Всякий грех или производится одной только мыслью, или совершается вместе и мыслью, и делом. Так что беззаконие в руке — это грех на деле, а неправда в шатре — беззаконие в уме. Ведь наш ум не напрасно назван шатром, в котором мы укрываем сами себя, когда не проявляем себя через деяние. Итак, Софар, поскольку он друг праведного мужа, знает, что говорит, но, поскольку он упрекает праведника, то, уподобляясь еретикам, не умеет правильно изложить даже то, что знает. Но мы, пренебрегая тем, что он говорит в гордости, будем оценивать его слова как верные, если они правильно сказаны. Увещевает же он сначала отнять беззаконие от руки, а затем — удалить беззаконие из шатра, потому что всякому, кто уже отстранил от себя прочь худые дела, разумеется, необходимо, чтобы он, придя в себя, тщательно исследовал себя со вниманием ума, чтобы грех, которого он уже не совершает на деле, не оставался также и в помысле. Поэтому хорошо также сказано Соломоном: Соверши дело твое вне дома и тщательно обработай твое поле, чтобы потом устроить и дом твой [227]. Ведь что иное значит: посредством устроенного дела тщательно обрабатывать внешнее поле, как не то, чтобы по искоренении беззакония посредством мыслей благоустроить нашу деятельность для произведения плода? И что иное значит: после обработки поля перейти к устроению дома, как не то, что мы, по большей части, из добрых дел научаемся, насколько чистую жизнь мы должны устроить в отношении мыслей. Ведь почти все добрые дела происходят от мыслей, но суть некоторые тонкости мысли, которые порождаются деятельностью; ведь, как дело предпринимается душой, так и, наоборот, — от дела совершенствуется дух. Ум, очевидно, приобретя начала Божественной любви, повелевает делать добро, которое следует творить, но после того, как начнет осуществляться повелеваемое, он из своих собственных действий узнает, насколько меньше он видел, когда <только> начал повелевать. Следовательно, поле обрабатывается вне дома, чтобы дом был устроен потом, потому что мы, по большей части, от наружной деятельности, научаемся, каковое искусство праведности мы должны иметь в сердце. Софар хорошо изучил сей порядок, так как он убеждает сперва удалить беззаконие от рук, а затем — неправду из шатра, потому что дух никоим образом не превозносится в мысли, когда он все еще согрешает делом.
Нравственный смысл
27. Если мы исторгнем две эти вещи, то сразу же поднимаем лицо к Богу без порока.

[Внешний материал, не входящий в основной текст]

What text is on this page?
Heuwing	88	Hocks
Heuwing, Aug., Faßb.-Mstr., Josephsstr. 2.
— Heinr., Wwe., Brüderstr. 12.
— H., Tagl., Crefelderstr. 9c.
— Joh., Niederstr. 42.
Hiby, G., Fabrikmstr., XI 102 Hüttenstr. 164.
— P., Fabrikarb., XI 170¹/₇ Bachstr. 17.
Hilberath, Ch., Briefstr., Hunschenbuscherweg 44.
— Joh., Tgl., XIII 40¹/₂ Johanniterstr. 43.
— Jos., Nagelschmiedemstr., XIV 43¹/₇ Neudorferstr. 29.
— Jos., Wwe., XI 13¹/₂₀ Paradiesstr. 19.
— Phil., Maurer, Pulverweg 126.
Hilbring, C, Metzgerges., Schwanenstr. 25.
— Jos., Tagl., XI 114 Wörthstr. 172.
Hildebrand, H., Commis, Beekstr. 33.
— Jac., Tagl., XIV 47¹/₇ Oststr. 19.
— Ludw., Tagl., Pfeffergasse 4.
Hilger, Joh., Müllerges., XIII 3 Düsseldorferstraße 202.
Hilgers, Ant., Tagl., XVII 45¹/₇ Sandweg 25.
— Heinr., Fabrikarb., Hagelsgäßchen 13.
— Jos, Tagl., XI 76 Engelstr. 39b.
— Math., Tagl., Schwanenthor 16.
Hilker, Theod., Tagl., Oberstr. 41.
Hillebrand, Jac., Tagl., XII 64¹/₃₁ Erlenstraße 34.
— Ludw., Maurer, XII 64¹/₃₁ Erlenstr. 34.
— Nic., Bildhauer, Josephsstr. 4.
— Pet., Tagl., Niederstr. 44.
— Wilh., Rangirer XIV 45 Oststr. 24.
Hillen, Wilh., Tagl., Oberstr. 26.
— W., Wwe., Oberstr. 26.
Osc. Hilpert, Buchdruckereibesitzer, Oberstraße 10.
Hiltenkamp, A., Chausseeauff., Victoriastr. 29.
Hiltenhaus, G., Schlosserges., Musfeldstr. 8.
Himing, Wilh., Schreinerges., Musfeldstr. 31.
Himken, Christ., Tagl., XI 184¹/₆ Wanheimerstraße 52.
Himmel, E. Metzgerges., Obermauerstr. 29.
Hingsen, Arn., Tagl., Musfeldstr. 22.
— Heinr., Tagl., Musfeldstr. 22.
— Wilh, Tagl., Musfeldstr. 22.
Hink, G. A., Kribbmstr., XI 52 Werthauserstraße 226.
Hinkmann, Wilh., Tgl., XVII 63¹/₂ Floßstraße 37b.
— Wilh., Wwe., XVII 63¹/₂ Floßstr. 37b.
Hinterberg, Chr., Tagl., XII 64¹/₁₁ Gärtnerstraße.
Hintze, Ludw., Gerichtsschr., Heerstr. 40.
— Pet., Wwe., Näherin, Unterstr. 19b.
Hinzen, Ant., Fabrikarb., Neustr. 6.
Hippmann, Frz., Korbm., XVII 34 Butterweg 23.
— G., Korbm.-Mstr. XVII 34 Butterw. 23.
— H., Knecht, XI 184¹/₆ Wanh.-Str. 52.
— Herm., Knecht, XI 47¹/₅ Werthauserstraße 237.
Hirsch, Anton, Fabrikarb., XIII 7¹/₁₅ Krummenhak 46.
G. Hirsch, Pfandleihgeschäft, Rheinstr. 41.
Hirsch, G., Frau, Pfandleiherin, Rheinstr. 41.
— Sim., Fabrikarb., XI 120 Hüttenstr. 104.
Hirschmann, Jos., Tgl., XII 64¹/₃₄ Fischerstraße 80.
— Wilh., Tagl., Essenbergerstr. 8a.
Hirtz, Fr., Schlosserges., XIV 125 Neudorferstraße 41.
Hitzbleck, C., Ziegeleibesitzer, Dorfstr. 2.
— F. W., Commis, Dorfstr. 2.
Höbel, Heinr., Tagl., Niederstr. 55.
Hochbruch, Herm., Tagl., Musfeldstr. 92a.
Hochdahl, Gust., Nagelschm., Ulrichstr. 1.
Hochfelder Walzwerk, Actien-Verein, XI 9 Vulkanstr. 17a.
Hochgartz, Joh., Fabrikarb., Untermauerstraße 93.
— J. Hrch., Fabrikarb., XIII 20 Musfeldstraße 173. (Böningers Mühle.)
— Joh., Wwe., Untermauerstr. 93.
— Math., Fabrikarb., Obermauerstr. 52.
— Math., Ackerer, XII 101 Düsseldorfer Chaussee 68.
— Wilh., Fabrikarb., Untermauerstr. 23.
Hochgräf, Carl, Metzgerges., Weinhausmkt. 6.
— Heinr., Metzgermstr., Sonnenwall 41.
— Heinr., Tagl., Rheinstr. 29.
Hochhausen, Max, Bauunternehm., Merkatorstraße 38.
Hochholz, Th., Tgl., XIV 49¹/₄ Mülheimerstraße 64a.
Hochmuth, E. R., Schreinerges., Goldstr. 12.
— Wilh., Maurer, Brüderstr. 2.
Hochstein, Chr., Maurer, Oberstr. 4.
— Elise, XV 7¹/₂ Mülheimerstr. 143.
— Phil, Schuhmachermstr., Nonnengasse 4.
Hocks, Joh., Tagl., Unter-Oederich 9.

Внутреннее же лицо человека есть ум, которым мы без сомнения познаем, что наш Создатель любит нас. Поднять же сие лицо, как известно, значит возвести дух к Богу посредством усердия в молитве. Но поднятое лицо оскверняет порок, если совесть упрекает обращенный ум за его грех, потому что он уже отпадает от дерзновенного упования, если, обращаясь к молитве, он угрызается воспоминанием еще не побежденного греха. Ведь он не надеется, что может получить то, что желает, когда действительно помнит, что еще не хочет делать то, что слышал от Бога. Посему сказано Иоанном: Возлюбленные! если сердце наше не осуждает нас, то мы имеем дерзновение к Богу и, чего ни попросим, получим от Него [228]. Посему Соломон говорит: Кто отклоняет ухо свое от слушания закона, того и молитва — мерзость [229].Ведь наше сердце осуждает нас при молитве, когда помнит, что оно противилось повелениям Того, Кто заповедал, и молитва бывает мерзостью, когда отвергается по суду закона, потому что, разумеется, достойно, чтобы был лишен Его благословений всякий, кто, разумеется, не хочет повиноваться Его повелениям.
28. Между тем, полезное средство в этом деле — то, чтобы, когда воспоминание о грехе осуждает ум, он прежде оплакал то, чем согрешил, поскольку, когда плач смывает скверну греха, тогда Создатель видит чистое лицо сердца в его молитве. Но должно приложить большую заботу, чтобы <ум> не впал опять в то же, что добился очистить плачем, чтобы, если оплаканный грех повторяется снова, в глазах Праведного Судии этот плач также не потерял значения. Ведь мы должны тщательно помнить то, что сказано: Не повторяй слова в прошении Твоем [230]. При этом очевидно, что Премудрый вовсе не запрещает нам часто просить милости, но запрещает повторять грехи. И если он открыто говорит: Когда ты с болью оплачешь твои дела, ты никогда опять не повторишь того, о чем взывал в молитве.